Entrega rápida fere "Lei do Habib's" e faz motoboys correrem mais ainda?
Promoções de entrega de comida e outros produtos em até 15 minutos, adotadas por aplicativos de delivery, podem entrar em conflito com uma lei de dez anos que tenta evitar acidentes de trânsito com motos. As promoções são questionadas por sindicato de motoboys, pelo Ministério Público do Trabalho e por especialista em trânsito. O estímulo à velocidade pioraria números de acidentes com motoboys, que já cometem "abusos" nas ruas, segundo analista.
Desde julho de 2011 uma lei federal —conhecida como Lei do Habib's— proíbe que empresas estimulem a velocidade dos entregadores profissionais no trânsito. Dez anos depois, motoboys questionam por que a lei não se aplica às empresas que oferecem delivery express —modalidade de entrega em domicílio em prazos que vão de 10 a 15 minutos.
Origem do apelido Lei do Habib's
O apelido da Lei 12.436/2011 se refere à rede de fast food que tinha uma promoção de delivery em até 28 minutos. Se o prazo estourasse, o cliente não pagava a conta, mas parte do prejuízo era descontada do motoboy.
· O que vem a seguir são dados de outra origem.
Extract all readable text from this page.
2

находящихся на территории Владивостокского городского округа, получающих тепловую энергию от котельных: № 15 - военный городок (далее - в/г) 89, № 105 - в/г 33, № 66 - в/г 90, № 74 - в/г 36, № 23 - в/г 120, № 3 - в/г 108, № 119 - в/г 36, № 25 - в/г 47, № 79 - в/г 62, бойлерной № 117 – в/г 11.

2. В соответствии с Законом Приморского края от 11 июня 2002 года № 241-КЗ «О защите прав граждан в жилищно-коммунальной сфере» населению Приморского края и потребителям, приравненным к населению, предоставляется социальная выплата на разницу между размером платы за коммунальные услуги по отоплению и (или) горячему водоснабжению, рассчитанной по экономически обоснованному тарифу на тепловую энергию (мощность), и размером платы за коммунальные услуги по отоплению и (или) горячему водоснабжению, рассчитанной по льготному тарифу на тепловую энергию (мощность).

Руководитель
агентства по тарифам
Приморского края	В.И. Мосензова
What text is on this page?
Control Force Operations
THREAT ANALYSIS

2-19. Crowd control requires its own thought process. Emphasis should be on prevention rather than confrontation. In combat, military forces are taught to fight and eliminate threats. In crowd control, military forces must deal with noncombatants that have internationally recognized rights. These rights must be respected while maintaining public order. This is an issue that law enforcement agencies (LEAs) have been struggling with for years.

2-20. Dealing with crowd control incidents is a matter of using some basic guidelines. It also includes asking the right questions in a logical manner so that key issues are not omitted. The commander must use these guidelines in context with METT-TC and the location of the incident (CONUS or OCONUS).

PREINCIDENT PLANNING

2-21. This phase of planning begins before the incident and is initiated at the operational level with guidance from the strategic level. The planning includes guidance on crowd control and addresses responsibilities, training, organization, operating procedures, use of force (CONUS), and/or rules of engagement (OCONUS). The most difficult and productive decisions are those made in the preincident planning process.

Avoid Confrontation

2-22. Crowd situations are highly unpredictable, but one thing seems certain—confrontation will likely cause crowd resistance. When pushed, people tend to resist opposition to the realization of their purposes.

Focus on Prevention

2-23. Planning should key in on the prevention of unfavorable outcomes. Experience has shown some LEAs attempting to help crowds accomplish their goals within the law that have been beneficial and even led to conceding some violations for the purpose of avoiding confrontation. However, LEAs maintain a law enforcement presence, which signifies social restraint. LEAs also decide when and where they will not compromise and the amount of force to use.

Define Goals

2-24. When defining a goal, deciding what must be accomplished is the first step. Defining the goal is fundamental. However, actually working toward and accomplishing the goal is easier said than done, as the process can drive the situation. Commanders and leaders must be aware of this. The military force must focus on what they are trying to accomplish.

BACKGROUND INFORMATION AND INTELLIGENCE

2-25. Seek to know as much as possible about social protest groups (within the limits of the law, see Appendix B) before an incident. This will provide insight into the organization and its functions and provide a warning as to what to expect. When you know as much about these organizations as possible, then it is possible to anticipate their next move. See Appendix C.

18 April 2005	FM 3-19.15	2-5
Após a lei, o Habib's encerrou a promoção.
"O motoboy pegava farol, furava blitz, fazia de tudo para não chegar fora do prazo", lembra Gilberto dos Santos (o Gil do SindimotoSP), presidente do Sindicato dos Mensageiros Motociclistas, Ciclistas e Moto-Taxistas do Estado de São Paulo.
A gente bateu no Habib's anos atrás, agora se cria um programa em que o cara vai ter de entregar em 15 minutos? O cliente vai exigir saco de ração, pacote de arroz, bebidas... o motoboy vai colocar aquilo tudo numa mochila e sair correndo igual um doido, sob ameaça de ser bloqueado [do aplicativo].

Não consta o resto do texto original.